The BPH/5 mouse model spontaneously develops the hallmarks of PE, including fetoplacental abnormalities and an imbalance in pro‐and anti‐angiogenic factors. We have utilized ultrasonography to categorize BPH/5 fetoplacental units (FPUs) at e10.5 into three increasingly severe phenotypic classes (I, II and III).
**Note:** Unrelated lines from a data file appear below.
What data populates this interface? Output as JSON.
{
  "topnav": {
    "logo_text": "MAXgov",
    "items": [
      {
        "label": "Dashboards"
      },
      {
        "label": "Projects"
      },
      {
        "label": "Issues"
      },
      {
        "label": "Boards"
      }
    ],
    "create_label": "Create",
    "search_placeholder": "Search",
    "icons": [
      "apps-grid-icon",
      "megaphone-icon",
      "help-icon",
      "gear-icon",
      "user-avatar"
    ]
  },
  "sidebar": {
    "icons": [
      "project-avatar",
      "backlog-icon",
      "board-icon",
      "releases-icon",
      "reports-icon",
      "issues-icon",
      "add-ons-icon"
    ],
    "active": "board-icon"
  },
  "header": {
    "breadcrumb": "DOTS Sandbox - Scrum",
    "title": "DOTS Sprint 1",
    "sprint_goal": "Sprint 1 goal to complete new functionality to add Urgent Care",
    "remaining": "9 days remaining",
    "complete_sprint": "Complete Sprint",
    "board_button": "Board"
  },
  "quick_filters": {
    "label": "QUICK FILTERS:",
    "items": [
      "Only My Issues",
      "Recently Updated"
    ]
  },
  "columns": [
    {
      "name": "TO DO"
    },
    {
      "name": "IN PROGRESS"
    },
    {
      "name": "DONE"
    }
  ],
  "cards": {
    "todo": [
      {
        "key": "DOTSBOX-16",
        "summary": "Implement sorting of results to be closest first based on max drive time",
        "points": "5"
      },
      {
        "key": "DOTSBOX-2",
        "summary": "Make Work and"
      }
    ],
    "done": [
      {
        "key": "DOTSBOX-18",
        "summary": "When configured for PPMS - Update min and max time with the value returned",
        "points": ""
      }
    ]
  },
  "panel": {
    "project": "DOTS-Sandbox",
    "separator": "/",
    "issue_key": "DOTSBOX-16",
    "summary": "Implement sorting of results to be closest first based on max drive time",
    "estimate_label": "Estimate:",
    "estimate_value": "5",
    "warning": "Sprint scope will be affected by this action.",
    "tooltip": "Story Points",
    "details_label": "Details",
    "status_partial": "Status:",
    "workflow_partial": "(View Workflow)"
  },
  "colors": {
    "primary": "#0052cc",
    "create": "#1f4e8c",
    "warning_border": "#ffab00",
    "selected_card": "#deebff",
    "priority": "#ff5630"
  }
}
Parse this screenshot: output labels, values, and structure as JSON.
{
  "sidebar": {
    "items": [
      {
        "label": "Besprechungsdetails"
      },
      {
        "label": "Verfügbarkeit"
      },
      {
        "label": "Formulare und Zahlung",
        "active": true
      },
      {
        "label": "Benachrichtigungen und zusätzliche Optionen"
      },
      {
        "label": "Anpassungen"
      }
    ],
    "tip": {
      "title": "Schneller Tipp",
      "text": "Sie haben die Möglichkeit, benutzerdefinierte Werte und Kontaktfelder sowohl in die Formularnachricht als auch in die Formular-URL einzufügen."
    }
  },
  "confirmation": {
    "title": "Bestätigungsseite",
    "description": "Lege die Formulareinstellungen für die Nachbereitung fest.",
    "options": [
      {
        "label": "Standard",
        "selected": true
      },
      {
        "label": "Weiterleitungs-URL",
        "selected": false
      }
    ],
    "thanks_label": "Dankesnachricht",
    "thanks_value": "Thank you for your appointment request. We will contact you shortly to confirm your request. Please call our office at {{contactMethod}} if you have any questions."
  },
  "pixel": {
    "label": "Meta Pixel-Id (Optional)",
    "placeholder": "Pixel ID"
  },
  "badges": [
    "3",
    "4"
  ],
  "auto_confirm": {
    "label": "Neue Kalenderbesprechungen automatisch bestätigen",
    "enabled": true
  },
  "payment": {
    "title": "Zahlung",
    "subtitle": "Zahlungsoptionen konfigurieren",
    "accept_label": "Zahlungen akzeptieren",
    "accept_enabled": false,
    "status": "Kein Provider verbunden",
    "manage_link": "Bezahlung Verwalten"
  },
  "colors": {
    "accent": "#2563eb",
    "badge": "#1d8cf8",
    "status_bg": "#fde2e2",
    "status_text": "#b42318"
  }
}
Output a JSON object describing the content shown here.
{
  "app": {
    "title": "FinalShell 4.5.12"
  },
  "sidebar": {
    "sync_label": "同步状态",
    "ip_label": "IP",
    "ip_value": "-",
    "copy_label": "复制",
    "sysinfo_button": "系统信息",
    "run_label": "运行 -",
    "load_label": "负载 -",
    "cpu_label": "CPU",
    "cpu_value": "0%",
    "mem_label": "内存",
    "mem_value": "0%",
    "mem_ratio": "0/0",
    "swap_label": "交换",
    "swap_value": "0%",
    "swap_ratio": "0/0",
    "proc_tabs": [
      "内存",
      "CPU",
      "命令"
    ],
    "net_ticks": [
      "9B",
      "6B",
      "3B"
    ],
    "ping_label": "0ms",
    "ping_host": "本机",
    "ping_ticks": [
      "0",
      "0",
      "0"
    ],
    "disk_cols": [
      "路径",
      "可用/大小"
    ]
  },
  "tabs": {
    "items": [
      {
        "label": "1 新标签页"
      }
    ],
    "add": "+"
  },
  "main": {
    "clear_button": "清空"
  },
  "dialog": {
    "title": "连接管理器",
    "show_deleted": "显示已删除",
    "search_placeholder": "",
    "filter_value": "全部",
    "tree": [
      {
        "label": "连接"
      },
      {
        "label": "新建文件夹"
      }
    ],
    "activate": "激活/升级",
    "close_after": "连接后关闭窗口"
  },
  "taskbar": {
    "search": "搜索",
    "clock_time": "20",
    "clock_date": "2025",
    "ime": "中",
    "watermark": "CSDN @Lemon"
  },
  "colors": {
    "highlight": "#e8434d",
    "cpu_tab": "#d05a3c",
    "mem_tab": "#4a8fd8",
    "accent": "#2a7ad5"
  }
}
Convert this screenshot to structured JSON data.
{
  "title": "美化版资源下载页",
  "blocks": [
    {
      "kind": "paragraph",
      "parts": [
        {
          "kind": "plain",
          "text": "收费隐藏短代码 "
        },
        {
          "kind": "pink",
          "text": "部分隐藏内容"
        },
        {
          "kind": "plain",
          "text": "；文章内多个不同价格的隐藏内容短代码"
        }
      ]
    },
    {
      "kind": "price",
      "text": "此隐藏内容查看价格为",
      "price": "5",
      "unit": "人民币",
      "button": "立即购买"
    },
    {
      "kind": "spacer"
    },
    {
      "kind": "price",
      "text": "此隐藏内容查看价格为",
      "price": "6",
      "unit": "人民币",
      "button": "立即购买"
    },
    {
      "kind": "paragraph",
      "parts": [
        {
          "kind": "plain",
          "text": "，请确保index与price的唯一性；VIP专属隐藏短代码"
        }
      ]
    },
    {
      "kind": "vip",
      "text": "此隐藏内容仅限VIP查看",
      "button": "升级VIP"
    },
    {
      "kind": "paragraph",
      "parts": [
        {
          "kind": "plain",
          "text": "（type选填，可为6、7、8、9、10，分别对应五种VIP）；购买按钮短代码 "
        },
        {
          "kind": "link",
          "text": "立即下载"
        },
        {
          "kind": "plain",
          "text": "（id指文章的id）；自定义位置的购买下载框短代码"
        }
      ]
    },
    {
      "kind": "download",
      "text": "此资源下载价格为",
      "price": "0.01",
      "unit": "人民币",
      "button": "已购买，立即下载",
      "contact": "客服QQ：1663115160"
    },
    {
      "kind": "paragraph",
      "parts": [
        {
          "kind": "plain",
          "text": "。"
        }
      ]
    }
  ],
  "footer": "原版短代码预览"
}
We previously demonstrated that thrombospondin 2 (Thbs2), an inhibitor of angiogenesis, is significantly increased in BPH/5 Class II and III FPUs compared to C57. To further understand the mechanism of Thbs2 in BPH/5 FPUs, we hypothesized that Thbs2 could either activate apoptosis signaling pathways via CD36 or block angiogenesis signaling through interaction of CD47 and VEGFR2. Real time qPCR results show that CD36 mRNA expression was significantly increased in BPH/5 Class II and III FPUs (II=2.8 ± 0.42; III=3.2 ± 0.1 fold vs C57, n=3, p<0.05), while CD47 (1.5 ± 0.15 fold vs C57, n=3, p<0.05) and VEGFR2 (1.7 ± 0.17 fold vs C57, n=3, p<0.05) were up‐regulated in BPH/5 Class II FPUs. Western analysis confirmed that CD47 protein expression was increased in BPH/5 FPUs. We conclude that Thbs2 may exert its effects on fetoplacental development in BPH/5 via CD36 and CD47 receptors. Funding: QNRF NPRP09‐1099‐279.